Omer Waldmans zweiter Gedichtband Die Kapitel mit Tehila (Pirkei Tehila) erschien 2024 in Israel in dem unabhängigen Verlag Hava Laor für experimentelle Literatur; die zweite Auflage kam im Juni desselben Jahres heraus und ist erneut vergriffen. In einem stilistisch eigenwilligen, entrückten Hebräisch, das aus biblischen und talmudischen Quellen schöpft, werden gewöhnliche Erlebnisse u.a. in Tagebuchform übertragen: die enttäuschte Liebe zu Tehila, einem jungen Mädchen aus Jerusalem, aber auch der Wunsch nach einer Leichtigkeit des Seins, wofür die Jugend gemeinhin steht. Die übersetzten Auszüge geben das Vorwort des Dichters und ein lyrisches Prosastück zu lesen.
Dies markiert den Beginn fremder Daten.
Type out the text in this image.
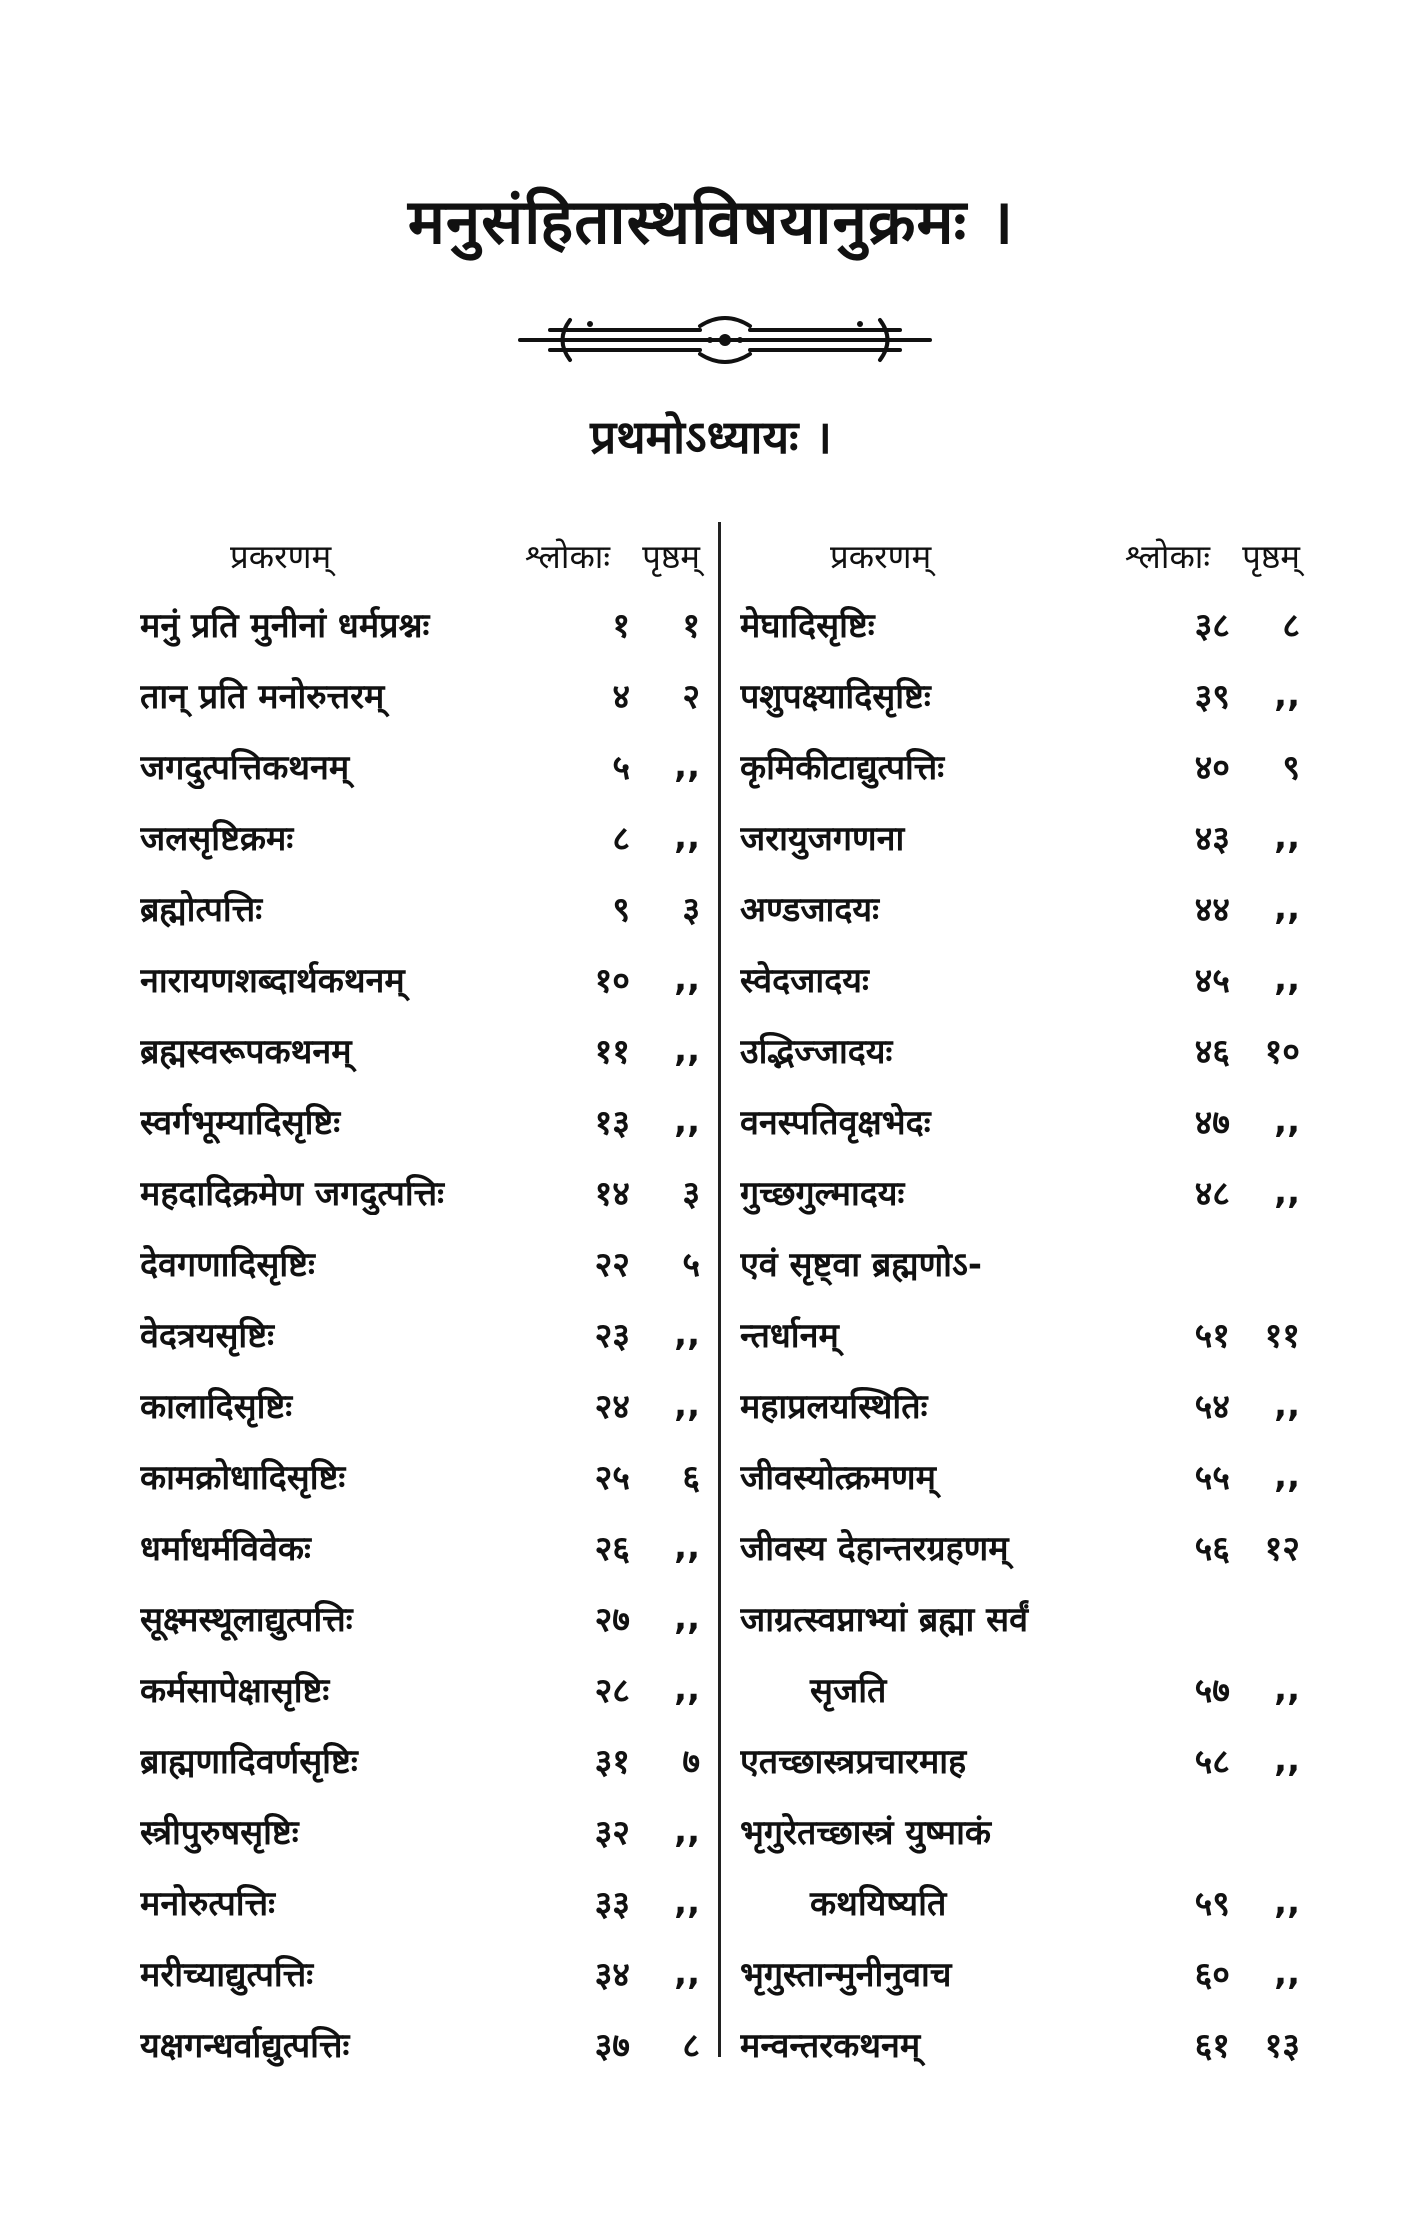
मनुसंहितास्थविषयानुक्रमः ।
प्रथमोऽध्यायः ।
प्रकरणम्	श्लोकाः पृष्ठम्
मनुं प्रति मुनीनां धर्मप्रश्नः	१	१
तान् प्रति मनोरुत्तरम्	४	२
जगदुत्पत्तिकथनम्	५	,,
जलसृष्टिक्रमः	८	,,
ब्रह्मोत्पत्तिः	९	३
नारायणशब्दार्थकथनम्	१०	,,
ब्रह्मस्वरूपकथनम्	११	,,
स्वर्गभूम्यादिसृष्टिः	१३	,,
महदादिक्रमेण जगदुत्पत्तिः	१४	३
देवगणादिसृष्टिः	२२	५
वेदत्रयसृष्टिः	२३	,,
कालादिसृष्टिः	२४	,,
कामक्रोधादिसृष्टिः	२५	६
धर्माधर्मविवेकः	२६	,,
सूक्ष्मस्थूलाद्युत्पत्तिः	२७	,,
कर्मसापेक्षासृष्टिः	२८	,,
ब्राह्मणादिवर्णसृष्टिः	३१	७
स्त्रीपुरुषसृष्टिः	३२	,,
मनोरुत्पत्तिः	३३	,,
मरीच्याद्युत्पत्तिः	३४	,,
यक्षगन्धर्वाद्युत्पत्तिः	३७	८
प्रकरणम्	श्लोकाः पृष्ठम्
मेघादिसृष्टिः	३८	८
पशुपक्ष्यादिसृष्टिः	३९	,,
कृमिकीटाद्युत्पत्तिः	४०	९
जरायुजगणना	४३	,,
अण्डजादयः	४४	,,
स्वेदजादयः	४५	,,
उद्भिज्जादयः	४६	१०
वनस्पतिवृक्षभेदः	४७	,,
गुच्छगुल्मादयः	४८	,,
एवं सृष्ट्वा ब्रह्मणोऽ-
न्तर्धानम्	५१	११
महाप्रलयस्थितिः	५४	,,
जीवस्योत्क्रमणम्	५५	,,
जीवस्य देहान्तरग्रहणम्	५६	१२
जाग्रत्स्वप्नाभ्यां ब्रह्मा सर्वं
सृजति	५७	,,
एतच्छास्त्रप्रचारमाह	५८	,,
भृगुरेतच्छास्त्रं युष्माकं
कथयिष्यति	५९	,,
भृगुस्तान्मुनीनुवाच	६०	,,
मन्वन्तरकथनम्	६१	१३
Omer Waldman forscht zur modernen hebräischen Literatur, ist Dichter und Herausgeber. In
seiner Doktorarbeit an der Hebräischen Universität in Jerusalem, die er
demnächst abschließt, widmet er sich der Sprache von Avot Yeshurun. Dafür hat
er auch ein Wörterbuch mit allen lexikalischen Neologismen, die in dessen
Büchern vorkommen, erstellt. Omer Waldman publiziert Gedichte, Kurzgeschichten,
Übersetzungen, Rezensionen, Essays und Aufsätze in israelischen Tageszeitungen
(Haaretz, Yediot Aharonot) und in renommierten
Literaturzeit-schriften (u.a. Ho!, Hava Lehaba). 2019 erschien
sein erster Gedichtband, Körperliche Erziehung (Chinuch gufani,
Hakibbutz Hameuchad), darauf folgte 2024 ein zweiter, Die Kapitel mit
Tehila (Pirkei Tehila, Hava Leor). Für sein literarisches und
wissenschaftliches Werk wurde er bereits wiederholt ausgezeichnet, darunter 2024
mit dem Levi Eschkol-Preis für hebräische Schriftsteller (Preis des
Ministerpräsidenten) und 2016 mit dem Preis des Ministeriums für Kultur und
Sport für Dichter am Anfang ihrer Laufbahn.